Ils n'y sont pas restés longtemps.

En quelques heures, la station située dans le quartier de Thomassin a été la cible d'une grêle de balles tirées par des membres de gangs dirigés par un certain Carlo Petithomme, dont le frère faisait partie des personnes arrêtées, selon deux sources de sécurité.

Petithomme est connu sous le nom de Ti Makak, et dirige un gang du même nom. Ils ont maîtrisé les agents et libéré les pilleurs ainsi que d'autres personnes qui avaient été arrêtées auparavant, ont déclaré les sources.

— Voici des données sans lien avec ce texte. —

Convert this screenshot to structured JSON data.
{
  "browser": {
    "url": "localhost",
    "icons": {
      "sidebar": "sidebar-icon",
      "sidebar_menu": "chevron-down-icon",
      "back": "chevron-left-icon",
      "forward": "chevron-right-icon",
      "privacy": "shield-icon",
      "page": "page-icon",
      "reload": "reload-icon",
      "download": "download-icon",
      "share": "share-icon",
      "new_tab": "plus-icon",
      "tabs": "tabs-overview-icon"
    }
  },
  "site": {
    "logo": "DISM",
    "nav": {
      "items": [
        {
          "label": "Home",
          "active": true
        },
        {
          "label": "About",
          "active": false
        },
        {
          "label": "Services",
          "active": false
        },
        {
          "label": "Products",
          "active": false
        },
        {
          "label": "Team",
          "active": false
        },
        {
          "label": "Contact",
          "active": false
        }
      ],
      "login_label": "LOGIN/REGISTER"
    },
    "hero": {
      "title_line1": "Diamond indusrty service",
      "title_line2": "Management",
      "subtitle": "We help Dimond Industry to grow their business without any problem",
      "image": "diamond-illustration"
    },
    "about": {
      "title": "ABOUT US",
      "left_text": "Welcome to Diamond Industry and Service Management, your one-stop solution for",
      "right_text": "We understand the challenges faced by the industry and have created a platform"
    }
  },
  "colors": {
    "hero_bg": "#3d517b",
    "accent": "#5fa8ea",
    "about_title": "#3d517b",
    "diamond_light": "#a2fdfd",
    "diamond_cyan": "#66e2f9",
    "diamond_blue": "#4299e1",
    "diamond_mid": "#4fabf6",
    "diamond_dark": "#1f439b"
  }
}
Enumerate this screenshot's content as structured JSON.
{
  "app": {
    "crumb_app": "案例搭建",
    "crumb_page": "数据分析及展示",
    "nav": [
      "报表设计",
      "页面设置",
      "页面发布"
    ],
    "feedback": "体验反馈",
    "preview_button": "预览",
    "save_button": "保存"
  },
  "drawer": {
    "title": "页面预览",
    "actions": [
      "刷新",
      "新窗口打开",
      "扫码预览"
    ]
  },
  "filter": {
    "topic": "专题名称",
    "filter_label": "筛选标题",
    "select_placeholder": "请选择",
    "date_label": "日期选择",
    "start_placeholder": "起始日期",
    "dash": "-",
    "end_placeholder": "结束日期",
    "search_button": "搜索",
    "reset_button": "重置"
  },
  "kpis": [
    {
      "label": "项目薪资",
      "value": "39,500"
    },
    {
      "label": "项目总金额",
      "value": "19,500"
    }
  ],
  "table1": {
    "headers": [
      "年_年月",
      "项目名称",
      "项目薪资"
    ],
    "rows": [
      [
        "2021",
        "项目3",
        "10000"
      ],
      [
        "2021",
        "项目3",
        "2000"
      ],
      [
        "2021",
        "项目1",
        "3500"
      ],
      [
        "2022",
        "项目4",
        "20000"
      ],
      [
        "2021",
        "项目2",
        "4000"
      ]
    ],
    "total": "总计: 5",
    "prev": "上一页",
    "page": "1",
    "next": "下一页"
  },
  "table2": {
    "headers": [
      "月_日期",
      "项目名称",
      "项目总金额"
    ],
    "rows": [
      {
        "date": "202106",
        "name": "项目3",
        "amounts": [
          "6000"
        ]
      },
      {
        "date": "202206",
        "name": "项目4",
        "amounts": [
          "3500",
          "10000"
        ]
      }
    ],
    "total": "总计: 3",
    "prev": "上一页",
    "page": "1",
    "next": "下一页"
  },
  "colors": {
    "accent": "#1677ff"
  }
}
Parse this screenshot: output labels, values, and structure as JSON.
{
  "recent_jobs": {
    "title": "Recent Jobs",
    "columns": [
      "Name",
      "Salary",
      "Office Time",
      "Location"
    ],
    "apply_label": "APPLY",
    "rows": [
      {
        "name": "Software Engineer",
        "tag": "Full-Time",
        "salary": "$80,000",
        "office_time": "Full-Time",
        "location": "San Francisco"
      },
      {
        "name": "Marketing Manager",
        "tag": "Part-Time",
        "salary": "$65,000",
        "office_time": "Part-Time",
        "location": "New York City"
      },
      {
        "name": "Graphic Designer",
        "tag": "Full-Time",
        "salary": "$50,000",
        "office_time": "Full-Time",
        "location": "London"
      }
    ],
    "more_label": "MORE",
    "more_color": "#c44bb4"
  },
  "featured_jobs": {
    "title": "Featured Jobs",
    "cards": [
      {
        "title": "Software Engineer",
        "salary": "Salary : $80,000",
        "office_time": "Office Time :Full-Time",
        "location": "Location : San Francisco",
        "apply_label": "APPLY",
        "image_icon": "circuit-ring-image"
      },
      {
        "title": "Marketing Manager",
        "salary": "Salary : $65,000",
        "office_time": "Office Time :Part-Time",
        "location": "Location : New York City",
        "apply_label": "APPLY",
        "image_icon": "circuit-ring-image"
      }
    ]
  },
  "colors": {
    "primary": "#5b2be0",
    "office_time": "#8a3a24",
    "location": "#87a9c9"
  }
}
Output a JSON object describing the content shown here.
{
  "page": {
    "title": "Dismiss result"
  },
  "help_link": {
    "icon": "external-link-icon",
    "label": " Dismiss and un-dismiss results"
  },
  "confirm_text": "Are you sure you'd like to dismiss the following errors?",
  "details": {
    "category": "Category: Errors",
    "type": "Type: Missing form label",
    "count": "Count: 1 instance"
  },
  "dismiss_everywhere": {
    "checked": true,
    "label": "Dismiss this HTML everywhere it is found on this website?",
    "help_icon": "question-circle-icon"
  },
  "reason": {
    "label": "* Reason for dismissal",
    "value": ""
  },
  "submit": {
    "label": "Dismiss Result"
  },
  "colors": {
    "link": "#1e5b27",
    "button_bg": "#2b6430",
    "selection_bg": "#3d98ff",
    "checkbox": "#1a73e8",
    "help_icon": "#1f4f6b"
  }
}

Reuters n'a pas été en mesure de contacter Petithomme pour des raisons de sécurité.

L'attaque effrontée du 10 octobre, qui est rapportée en détail pour la première fois ici, a choqué les habitants d'une zone qui avait été largement protégée des gangs haïtiens, dont un groupe a créé une crise humanitaire en bloquant la distribution de carburant.

Bien que Ti Makak ne soit pas directement lié au blocage de la distribution de carburant, son ascension montre comment les gangs haïtiens peuvent rapidement passer d'une bande de voleurs à de puissants chefs de guerre capables de renverser l'état de droit, même dans les régions les plus stables du pays.

C'est une preuve supplémentaire de la façon dont les gangs ont étendu leur pouvoir depuis l'assassinat choquant du président Jovenel Moise en 2021, et des difficultés auxquelles est confronté le premier ministre Ariel Henry pour rétablir l'ordre dans le pays.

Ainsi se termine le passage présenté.